The agricultural community in Iowa, and around the country, will be closely watching this lawsuit as it unfolds in the coming months. But, for now, Iowa agriculture has firmly embraced a voluntary effort to address water quality issues including very aggressive phosphorus and nitrogen reduction goals.

“The biggest issue right now in Iowa related to water quality is a focus on our state Nutrient Reduction Strategy — it addresses the Gulf of Mexico Hypoxia Plan. We border the Mississippi River and these new nutrient strategies are going to be where the action is for the foreseeable future with nutrient and water quality issues,” Wolf said. “Nitrogen is the bigger issue with hypoxia but we address nitrogen and phosphorus in the strategy. It is unique in that it put things in the perspective of both point source and nonpoint source and each type of stakeholder class has a dedicated set of actions where they are working for a combined 45% reduction of N and 45% reduction in P leaving the state of Iowa. Those are very aggressive numbers, but they parallel what the hypoxia plan is calling for.

“It is a voluntary effort and it links to existing rules. Iowa did not pass a special law for this. It brings to bear some of the best evidence-based science we have from land grant universities on the performance of various strategies to do nutrient reduction in the landscape. It really aligns all of the agencies and partners to work in collaboration, which are features we think are very important.”

Now in its third year, the strategy advocates the implementation of practices to reduce nitrogen and phosphorus loss. Practices include: the use of nitrogen inhibitors, cover crops, extending rotation, retiring land, drainage water management, wetland creation, bioreactors, buffers, and adapting nutrient application timing, source, and rate.

“As we have launched this strategy, the state has provided money to start demonstrating technology. Right now we have 32 demonstration sites that are project areas based by watershed that support active implementation of technologies,” Wolf said. “Now we are beginning to implement the strategy and raise awareness of farmers so they can learn that these things can be an important aspect of their operation. These are on-the-ground projects where farmers can learn about experimenting with these things and look at on-farm research.”

In addition, the Iowa Soybean Association operates a state-wide water-monitoring program to assess the impacts of land use decisions.

“At ISA we are unique in that we have a water quality testing lab in house. The monitoring really helps us target key areas and gives farmers a good idea of the kind of nutrient levels coming out of tile lines. In some cases we find good opportunities to improve,” Wolf said. “I am part of the ISA research program with 25 staff working on crop production issues related to making sure we maintain productivity of crops, looking at the impacts of the business of raising crops, and then the impacts all of these things have on our natural resources. We bring a lot of data collection into this to help farmers make better decisions. There is a lot of learning taking place with farmers looking at how to fit these practices into their operations.”

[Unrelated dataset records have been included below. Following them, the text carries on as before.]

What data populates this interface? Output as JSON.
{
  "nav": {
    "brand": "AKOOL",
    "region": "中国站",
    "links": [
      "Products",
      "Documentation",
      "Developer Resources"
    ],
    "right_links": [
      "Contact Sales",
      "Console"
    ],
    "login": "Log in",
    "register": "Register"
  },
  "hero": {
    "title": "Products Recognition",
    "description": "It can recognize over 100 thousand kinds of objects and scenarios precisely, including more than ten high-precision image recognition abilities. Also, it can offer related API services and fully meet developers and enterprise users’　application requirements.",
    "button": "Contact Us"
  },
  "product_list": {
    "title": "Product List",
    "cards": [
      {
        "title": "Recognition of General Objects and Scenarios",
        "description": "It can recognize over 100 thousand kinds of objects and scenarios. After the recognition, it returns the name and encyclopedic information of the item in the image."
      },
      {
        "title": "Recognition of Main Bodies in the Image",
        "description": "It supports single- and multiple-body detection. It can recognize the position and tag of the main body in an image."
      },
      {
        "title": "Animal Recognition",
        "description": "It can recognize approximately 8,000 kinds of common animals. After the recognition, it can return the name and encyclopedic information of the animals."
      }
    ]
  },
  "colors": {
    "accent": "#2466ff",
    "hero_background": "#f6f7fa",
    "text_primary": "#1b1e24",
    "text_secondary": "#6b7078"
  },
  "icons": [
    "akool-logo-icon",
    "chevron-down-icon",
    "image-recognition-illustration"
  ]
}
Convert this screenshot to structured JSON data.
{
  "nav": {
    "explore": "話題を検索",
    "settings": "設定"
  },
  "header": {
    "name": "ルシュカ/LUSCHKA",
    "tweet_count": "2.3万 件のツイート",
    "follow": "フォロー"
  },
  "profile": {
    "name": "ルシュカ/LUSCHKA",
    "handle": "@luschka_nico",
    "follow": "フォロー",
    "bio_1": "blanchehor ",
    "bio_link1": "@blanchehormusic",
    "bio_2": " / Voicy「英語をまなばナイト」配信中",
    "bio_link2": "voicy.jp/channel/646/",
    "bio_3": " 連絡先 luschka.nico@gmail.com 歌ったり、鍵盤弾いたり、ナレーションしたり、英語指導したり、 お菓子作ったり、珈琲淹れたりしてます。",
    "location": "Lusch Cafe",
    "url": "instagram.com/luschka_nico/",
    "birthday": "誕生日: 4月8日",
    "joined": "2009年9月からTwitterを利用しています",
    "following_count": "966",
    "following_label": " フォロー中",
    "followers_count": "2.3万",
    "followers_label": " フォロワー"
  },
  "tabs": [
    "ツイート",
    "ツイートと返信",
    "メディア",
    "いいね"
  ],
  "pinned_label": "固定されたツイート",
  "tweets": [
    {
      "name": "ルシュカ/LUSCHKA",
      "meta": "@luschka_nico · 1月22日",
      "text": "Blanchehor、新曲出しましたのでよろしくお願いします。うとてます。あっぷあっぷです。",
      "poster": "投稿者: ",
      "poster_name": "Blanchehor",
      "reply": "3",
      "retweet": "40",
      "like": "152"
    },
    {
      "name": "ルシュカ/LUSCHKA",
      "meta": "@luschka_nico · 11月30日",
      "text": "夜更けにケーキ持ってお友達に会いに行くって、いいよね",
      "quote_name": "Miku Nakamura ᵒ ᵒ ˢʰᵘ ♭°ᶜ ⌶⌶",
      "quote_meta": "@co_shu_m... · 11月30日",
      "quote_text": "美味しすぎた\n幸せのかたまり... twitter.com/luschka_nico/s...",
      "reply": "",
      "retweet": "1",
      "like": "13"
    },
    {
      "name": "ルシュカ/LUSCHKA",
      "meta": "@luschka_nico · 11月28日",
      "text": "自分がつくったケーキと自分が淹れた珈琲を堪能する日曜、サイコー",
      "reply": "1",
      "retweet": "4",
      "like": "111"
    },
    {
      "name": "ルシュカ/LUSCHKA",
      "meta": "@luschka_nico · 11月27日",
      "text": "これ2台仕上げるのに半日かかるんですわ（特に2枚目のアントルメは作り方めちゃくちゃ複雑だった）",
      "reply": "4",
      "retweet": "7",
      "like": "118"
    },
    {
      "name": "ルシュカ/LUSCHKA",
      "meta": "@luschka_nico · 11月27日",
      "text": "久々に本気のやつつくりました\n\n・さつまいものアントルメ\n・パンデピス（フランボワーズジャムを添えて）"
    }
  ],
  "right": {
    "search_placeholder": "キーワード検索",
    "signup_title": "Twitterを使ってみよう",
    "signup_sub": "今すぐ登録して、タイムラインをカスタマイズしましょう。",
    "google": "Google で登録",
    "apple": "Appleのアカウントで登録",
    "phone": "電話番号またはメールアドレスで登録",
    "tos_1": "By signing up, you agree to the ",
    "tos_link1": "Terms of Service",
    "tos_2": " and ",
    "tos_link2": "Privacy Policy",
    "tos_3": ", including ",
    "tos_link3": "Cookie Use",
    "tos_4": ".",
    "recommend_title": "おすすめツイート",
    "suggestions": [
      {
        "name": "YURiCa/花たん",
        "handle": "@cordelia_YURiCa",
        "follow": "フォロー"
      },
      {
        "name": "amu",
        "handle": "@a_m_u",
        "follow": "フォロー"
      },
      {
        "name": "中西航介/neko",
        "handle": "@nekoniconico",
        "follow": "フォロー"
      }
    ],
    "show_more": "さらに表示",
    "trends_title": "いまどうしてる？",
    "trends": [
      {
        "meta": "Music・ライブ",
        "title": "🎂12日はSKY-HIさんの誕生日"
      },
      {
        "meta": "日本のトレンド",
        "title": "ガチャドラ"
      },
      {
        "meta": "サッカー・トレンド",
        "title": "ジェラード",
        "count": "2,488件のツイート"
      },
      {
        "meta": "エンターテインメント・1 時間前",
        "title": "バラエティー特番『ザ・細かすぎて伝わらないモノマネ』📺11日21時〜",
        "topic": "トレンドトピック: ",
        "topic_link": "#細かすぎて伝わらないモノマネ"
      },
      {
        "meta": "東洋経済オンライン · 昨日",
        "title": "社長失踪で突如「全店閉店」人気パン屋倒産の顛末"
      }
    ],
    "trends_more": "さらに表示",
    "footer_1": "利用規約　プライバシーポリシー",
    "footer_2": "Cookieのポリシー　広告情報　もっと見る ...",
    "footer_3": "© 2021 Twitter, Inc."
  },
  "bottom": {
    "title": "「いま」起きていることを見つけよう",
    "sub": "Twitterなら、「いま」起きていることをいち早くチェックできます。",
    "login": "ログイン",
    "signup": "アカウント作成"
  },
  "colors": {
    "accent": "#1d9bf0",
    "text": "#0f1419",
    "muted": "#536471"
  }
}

There has been good initial progress, Wolf feels, but the next steps are going to require significant funding. Iowa Gov. Terry Branstad has proposed a sales tax extension to generate $4.7 billion in funding for water quality improvements. The House and Senate in Iowa have considered other fund raising methods for this issue but all state legislative efforts, thus far, have failed to materialize.

“The state department of agriculture provided $9.6 million last year for demonstration projects and farmers enrolling their land in conservation practices. We tried to leverage that funding with federal funding sources as well,” Wolf said. “Planting cover crops can cost $25 or $30 an acre. With low market prices, there is more than a little concern about how that practice can be paid for. Cost-share and financial assistance are going to be very important. We need dedicated and substantial financial support because we are talking about 26 million acres of corn and soybeans in Iowa.”